# Any tricks to install manual tranny?



## oldtexasgoat (Apr 23, 2008)

I just replaced the pilot bearing, clutch, pressure plate and throwout bearing on my 65. I'm having a hard time getting the 4 speed stabbed back in. In goes in far enough for the splines to engage but stops about 1/2 to 3/4 inch before getting to the bell housing. I think it's an alignment issue with the pilot bearing or the input shaft doesn't want to slide through the throwout bearing. I checked both of these on the trans before installation to make sure the trans would fit. Everything else new matched the size of the old parts. I used the clutch alignment tool and I have a transmission jack so I can get it lined up good as far as I can tell. 
Does anyone have any tricks to make this go any easier or do I just need to keep man handling and twisting and shoving until it slides on up?


----------



## wytnyt (May 17, 2008)

assuming you used a line up shaft,,if you have it that close turn the output shaft in the tranny..does it act like its engaged[make sure it is in a gear]
if it does it may be just that you have the pressure plate off just a little and will be hard to finish going in
you can install a few screws in the bellhousing and tighten them down to see if it draws it in.
when you have pressure on the bolts[not alot] then try to pull tranny back and forth to loosen up bolts,,,then continue to tighten up more
dont overtighten the bolts and only tighten them slightly to avoid breaking a ear off the bell housing but usually this is harder to do than you would thinbk
i think tho you should re align the plate using the line up shaft ..make sure the line up shaft if centered as you look at the pressure plate opening
hope this helps...if not ,,repost


----------



## Eric Animal (Oct 28, 2007)

Input shaft may not be going into pilot bearing........CAREFULLY try drawing tranny in by LIGHTLY tightening the 4 bolts to the bell housing.....be careful not to snap off the 4 ears ( tapping the tranny with a rubber mallet or dead blow hammer may help. ALSO once the input shaft goes thru the clutch and the throw out bearing is on the slide collar you can lightly depress the clutch pedal. T this will help align the shaft, pressure plate, and input bushing.....KEY operative words here......LIGHTLY, CAREFULLY, SLOWLY....All the above have worked repeatedly for me.......E the A


----------



## Rukee (Feb 8, 2007)

Most new clutches come with an alignment tool, did you use it?


----------



## geeteeohguy (Feb 2, 2008)

Make sure, when you're under the car, that you are not letting the tail shaft end of the tranny hang down. Push up in the front of the trans, and at the rear, and rotate it (rock it slightly back and forth as you squarely try to shove it in. The trans has to be level with the
engine!!!
You can do as the other folks stated, as well. All good info. A helper pushing in the
clutch with the trans almost in will allow it to slam home.


----------



## droptop69goat (May 12, 2008)

If the linkage is connected, have someone push in the clutch! It should slide in like a champ then.

Has always worked for me.


----------



## oldtexasgoat (Apr 23, 2008)

Thanks everybody. I finally gave up on doing it alone and had my wife get in and gently depress the clutch as many of you suggested. That got it close enough to get bolts started at all four corners then I "gently" tightened them a little at a time. In between tightening rounds I changed the jack position and pushed, shoved, shook, and cussed until it finally seated. Next time I think I'll wait until I can have a helper around to do the light clean work topside while I lay under it and do the dirty work, ha.


----------



## VettenGoat (Jun 19, 2007)

Truly you must be an old goat as it takes a stout man to wrestle in a gearbox by himself. We're getting ready to drop the engine and rebuilt trans in my 65 also, but I made good and sure I had a a couple of hearty friends along to help out. BTW I had a really good experience with Ed Hartnett up in Lansdowne PA. He rebuilt both transmissions in the Goat and the Vette and is about a talented a straight shooter as I've met.
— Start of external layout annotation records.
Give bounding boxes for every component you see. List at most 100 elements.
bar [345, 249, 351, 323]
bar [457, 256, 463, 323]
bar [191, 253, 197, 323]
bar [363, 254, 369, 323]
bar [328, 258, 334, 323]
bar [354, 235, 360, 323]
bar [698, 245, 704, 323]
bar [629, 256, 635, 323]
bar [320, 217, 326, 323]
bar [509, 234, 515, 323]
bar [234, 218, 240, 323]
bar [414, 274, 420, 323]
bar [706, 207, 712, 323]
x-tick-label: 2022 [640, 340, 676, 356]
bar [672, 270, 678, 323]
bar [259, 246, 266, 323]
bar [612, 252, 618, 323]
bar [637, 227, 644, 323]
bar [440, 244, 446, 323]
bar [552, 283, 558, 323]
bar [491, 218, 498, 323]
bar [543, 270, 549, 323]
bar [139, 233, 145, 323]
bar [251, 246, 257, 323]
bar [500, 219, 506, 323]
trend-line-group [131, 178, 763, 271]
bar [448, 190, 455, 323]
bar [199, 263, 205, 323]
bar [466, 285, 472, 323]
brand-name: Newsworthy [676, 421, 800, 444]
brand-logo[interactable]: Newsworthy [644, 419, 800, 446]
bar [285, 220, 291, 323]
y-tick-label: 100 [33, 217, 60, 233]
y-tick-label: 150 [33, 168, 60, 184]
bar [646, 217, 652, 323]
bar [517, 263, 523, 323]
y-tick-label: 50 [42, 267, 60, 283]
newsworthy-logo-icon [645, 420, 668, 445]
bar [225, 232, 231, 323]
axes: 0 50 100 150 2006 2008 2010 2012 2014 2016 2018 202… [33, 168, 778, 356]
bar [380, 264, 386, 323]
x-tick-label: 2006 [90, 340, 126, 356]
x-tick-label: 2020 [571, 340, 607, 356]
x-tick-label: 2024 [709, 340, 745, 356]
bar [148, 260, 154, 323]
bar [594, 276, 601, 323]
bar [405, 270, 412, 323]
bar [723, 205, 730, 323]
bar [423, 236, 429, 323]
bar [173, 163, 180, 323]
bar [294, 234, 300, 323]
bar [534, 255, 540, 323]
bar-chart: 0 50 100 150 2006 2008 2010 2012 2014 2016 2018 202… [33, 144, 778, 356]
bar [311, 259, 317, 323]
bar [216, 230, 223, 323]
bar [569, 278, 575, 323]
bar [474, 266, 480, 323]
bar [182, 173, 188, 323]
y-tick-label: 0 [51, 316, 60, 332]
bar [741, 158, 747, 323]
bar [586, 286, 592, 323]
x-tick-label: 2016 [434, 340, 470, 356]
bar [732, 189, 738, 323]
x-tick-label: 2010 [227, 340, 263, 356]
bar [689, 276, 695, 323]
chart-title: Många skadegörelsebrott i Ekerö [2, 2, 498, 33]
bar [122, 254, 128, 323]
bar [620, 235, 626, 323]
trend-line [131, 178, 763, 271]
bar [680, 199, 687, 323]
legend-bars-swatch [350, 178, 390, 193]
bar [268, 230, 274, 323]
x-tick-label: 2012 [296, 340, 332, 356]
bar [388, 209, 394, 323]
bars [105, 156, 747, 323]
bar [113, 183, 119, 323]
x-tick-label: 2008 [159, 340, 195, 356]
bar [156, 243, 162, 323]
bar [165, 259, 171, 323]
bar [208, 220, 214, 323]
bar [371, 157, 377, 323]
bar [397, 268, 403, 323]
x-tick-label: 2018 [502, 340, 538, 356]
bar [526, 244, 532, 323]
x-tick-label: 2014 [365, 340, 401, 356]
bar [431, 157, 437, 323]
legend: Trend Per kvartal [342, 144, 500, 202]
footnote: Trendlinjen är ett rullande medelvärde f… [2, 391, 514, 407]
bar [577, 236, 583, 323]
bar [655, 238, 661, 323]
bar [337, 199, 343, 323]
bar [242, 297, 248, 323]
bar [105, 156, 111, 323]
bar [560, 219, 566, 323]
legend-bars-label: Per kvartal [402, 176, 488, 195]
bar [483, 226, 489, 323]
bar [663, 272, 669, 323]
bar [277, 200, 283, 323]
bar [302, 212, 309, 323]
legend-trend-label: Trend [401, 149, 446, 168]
Let us know how you make out once your 65 is back on the road. 

Mike


----------



## 68GTO4004Spd (Jun 19, 2008)

Ha, this thread made me laugh. When I replace the clutch in my 68, the only jack I had was holding up the rear of the engine so I had to slide the trans up onto my chest and lift it in place with my arms. Took me about 4 trys to hit the splind hole, my arms were beat. Then I tried to push it forward and it stopped about 1/2" short, took me about an hours worth of cussing and wiggling to get it to move, then it just slide in like butter. I was like "what the hell was that all about?". Oh, did I fail to mention that this was on a gravel driveway! Damn rocks


----------